How the Tories could become the party of the working class

Polls are inherently unreliable. We know this from the 2017 election, the 2015 election, the 2016 EU referendum — the list goes on. 

The latest polls show a roughly 10-point lead for the Tories. That should be enough to form a government, but is some way off the 68 seat majority that YouGov’s famous MRP poll predicted two weeks ago. 

This is indicative of the fluidity of the electorate. Given that 74 per cent of people who voted in the European elections in May 2019 opted to support a different party to the one they did in the 2017 General Election, churn is likely to play a big part. 

CCHQ knows that success relies on the Tories securing the votes of working class voters in the Midlands and North. The so called “Red Wall” holds the keys to Number 10 — and there are signs that this bulwark for Labour since time immemorial may be crumbling. 

That’s why Boris Johnson was up in Grimsby on Monday. In the final days of the campaign, the strategy is to bombard swing voters in these key seats with the central message of “Get Brexit Done”. While many will already be feeling browbeaten by the mantra, it appeals to voters in Labour’s traditional northern heartlands who feel confused or betrayed by Jeremy Corbyn’s stance. 

For those who voted to “take back control” in 2016, Corbyn’s offer of a second referendum between an anodyne deal negotiated by a Labour government and remaining in the EU does not represent a real choice. The Prime Minister’s “oven ready” proposition may seem more appealing, even to lifelong Labour voters.

But that’s just the start. Fundamentally, what may swing it for the Tories in these seats is the disconnect that many feel between their values and those of a London-centric Labour party that has abandoned them. The liberal cosmopolitanism espoused by the party’s leading proponents plays well in Corbyn’s own seat of Islington North, but less well in Dudley North — a key target for the Conservatives, which Labour holds by just 28 votes.

Immigration is the most obvious example of this divide.
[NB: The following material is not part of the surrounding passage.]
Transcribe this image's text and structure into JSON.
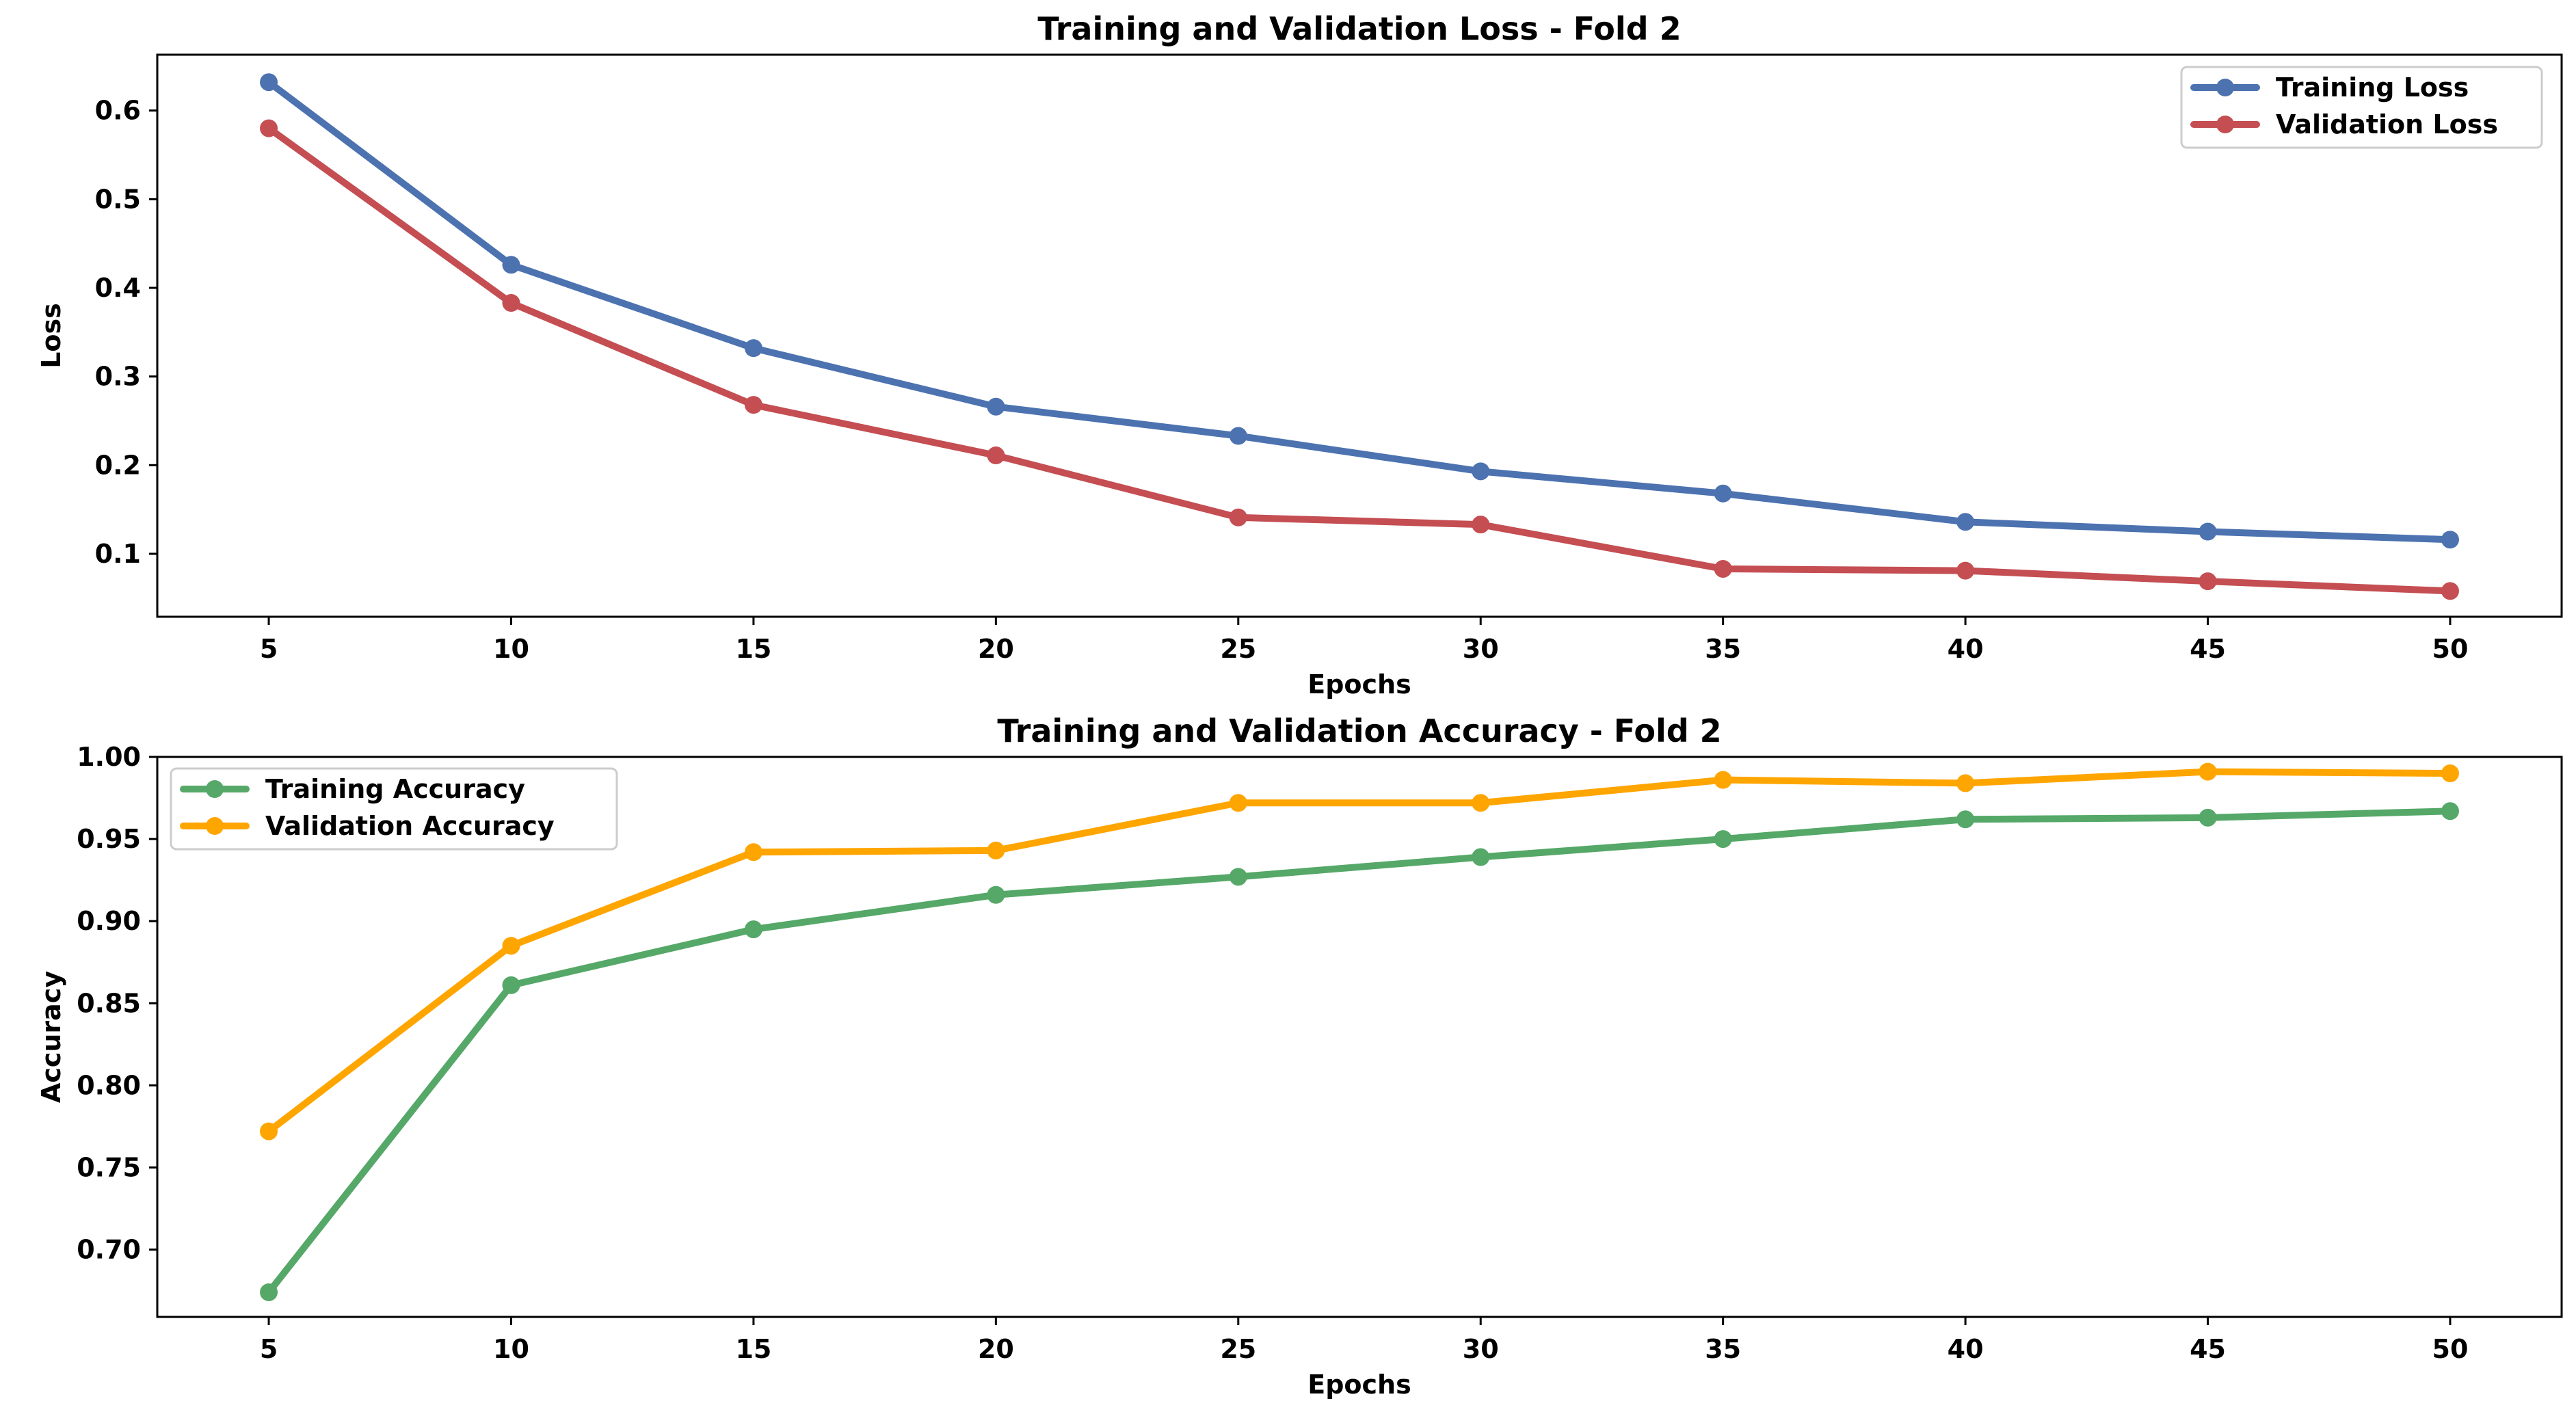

Labour continues to champion the merits of free movement, seemingly in denial that the Brexit vote was driven in part by a desire to control it. 
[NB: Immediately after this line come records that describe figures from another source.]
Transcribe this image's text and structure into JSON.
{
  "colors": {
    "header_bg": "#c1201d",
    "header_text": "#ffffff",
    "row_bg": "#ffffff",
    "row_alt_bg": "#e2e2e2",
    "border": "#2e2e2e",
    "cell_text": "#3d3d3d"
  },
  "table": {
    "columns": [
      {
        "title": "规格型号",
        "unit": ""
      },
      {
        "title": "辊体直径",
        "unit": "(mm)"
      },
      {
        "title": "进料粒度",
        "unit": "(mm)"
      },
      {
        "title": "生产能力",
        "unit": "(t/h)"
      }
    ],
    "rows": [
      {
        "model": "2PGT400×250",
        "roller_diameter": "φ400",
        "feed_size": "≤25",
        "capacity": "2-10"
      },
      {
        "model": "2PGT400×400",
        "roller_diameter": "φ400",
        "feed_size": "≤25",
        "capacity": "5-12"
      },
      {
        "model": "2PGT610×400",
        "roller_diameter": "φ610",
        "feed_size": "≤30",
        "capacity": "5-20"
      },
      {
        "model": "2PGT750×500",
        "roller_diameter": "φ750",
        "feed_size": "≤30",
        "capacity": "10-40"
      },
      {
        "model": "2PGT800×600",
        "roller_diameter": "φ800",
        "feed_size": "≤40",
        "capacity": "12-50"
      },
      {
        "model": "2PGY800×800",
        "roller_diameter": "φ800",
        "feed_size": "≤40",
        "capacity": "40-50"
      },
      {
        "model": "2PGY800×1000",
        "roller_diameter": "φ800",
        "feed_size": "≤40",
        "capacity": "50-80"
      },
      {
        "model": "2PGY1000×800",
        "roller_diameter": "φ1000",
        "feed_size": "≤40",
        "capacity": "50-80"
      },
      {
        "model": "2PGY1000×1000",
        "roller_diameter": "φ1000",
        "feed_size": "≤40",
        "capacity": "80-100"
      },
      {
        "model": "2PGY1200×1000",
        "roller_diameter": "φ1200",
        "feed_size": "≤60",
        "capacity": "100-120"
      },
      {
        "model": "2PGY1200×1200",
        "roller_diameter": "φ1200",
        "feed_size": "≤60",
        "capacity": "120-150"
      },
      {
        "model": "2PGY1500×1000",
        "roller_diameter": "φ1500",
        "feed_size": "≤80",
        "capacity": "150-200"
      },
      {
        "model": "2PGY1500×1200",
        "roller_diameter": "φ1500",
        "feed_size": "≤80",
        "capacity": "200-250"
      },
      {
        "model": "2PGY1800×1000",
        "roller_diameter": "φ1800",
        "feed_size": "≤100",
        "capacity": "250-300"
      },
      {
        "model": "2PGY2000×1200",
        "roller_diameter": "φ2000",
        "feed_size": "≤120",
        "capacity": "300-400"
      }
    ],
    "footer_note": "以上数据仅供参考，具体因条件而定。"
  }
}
In contrast, over the weekend the Conservatives announced details of their new points-based system that would welcome those with “exceptional” talents or much-needed skills into the UK, and restrict entry for low-skilled migrants to industries where there are labour shortages.

This approach, which is about controlling access rather than just cutting numbers, appeals to voters because they feel that they are being listened to.
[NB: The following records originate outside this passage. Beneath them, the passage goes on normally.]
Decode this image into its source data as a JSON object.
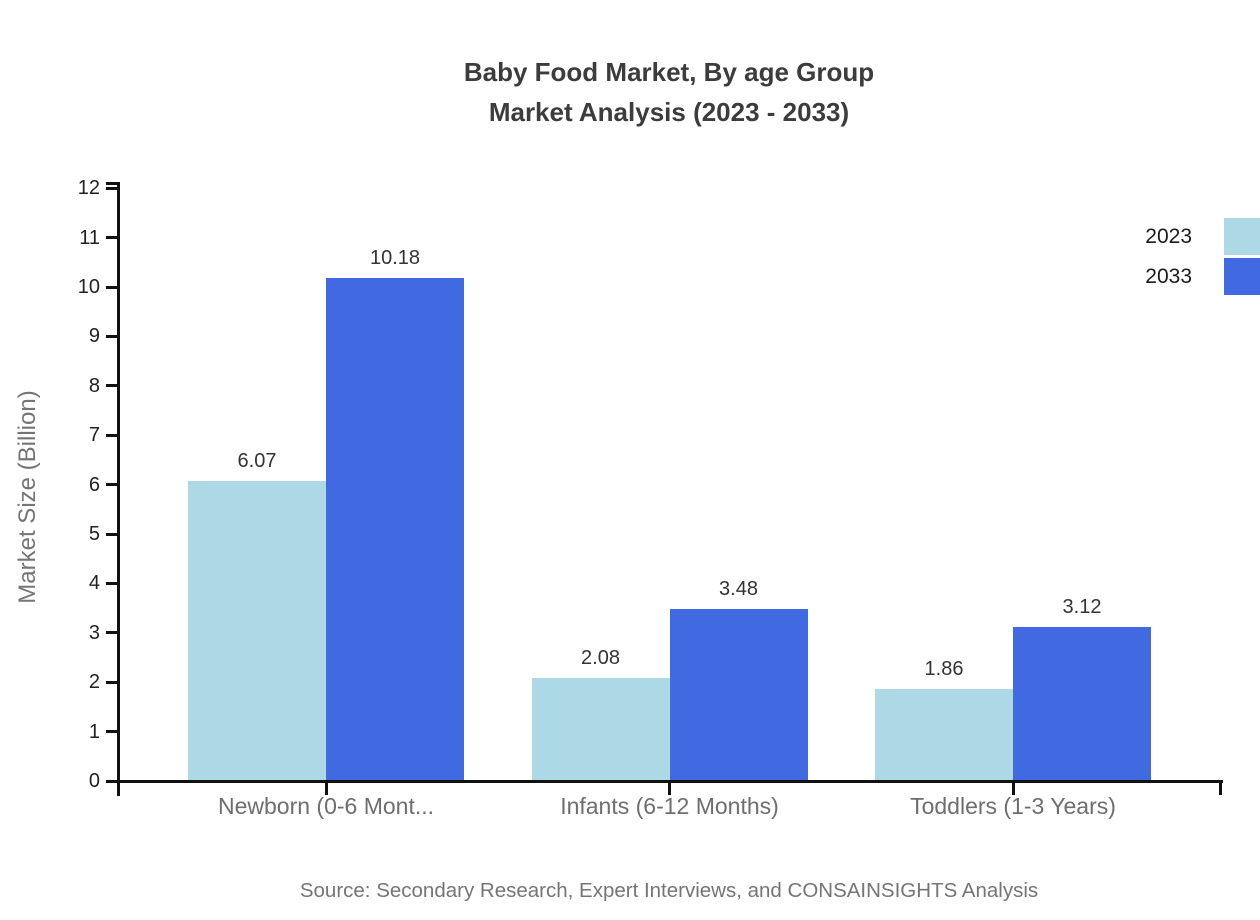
{
  "title": {
    "line1": "Baby Food Market, By age Group",
    "line2": "Market Analysis (2023 - 2033)"
  },
  "source": "Source: Secondary Research, Expert Interviews, and CONSAINSIGHTS Analysis",
  "chart_data": {
    "type": "bar",
    "title": "Baby Food Market, By age Group Market Analysis (2023 - 2033)",
    "categories": [
      "Newborn (0-6 Mont...",
      "Infants (6-12 Months)",
      "Toddlers (1-3 Years)"
    ],
    "series": [
      {
        "name": "2023",
        "color": "#ADD8E6",
        "values": [
          6.07,
          2.08,
          1.86
        ]
      },
      {
        "name": "2033",
        "color": "#4169E1",
        "values": [
          10.18,
          3.48,
          3.12
        ]
      }
    ],
    "value_labels": [
      [
        "6.07",
        "2.08",
        "1.86"
      ],
      [
        "10.18",
        "3.48",
        "3.12"
      ]
    ],
    "xlabel": "",
    "ylabel": "Market Size (Billion)",
    "ylim": [
      0,
      12
    ],
    "ytick_step": 1,
    "grid": false,
    "legend_position": "top-right",
    "axis_color": "#111111",
    "background_color": "#ffffff"
  }
}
Finally, there’s the culture wars element that plays well in key marginal seats currently held by Labour such as Wakefield, Leigh and Bolsover: patriotism.

In an interview with ITV’s Julie Etchingham, Corbyn got the timing of the Queen’s Christmas message wrong (he said it takes place in the morning when it is actually aired at 3pm). While Labour HQ may dismiss such a slip, it provides confirmation to socially conservative Labour voters of what they instinctively feel in their gut — Corbyn is not a politician who relates to them. 

Whether that is enough is anyone’s guess. But by the end of this week, the traditional electoral maths that has been received wisdom for so many decades may have been turned utterly on its head.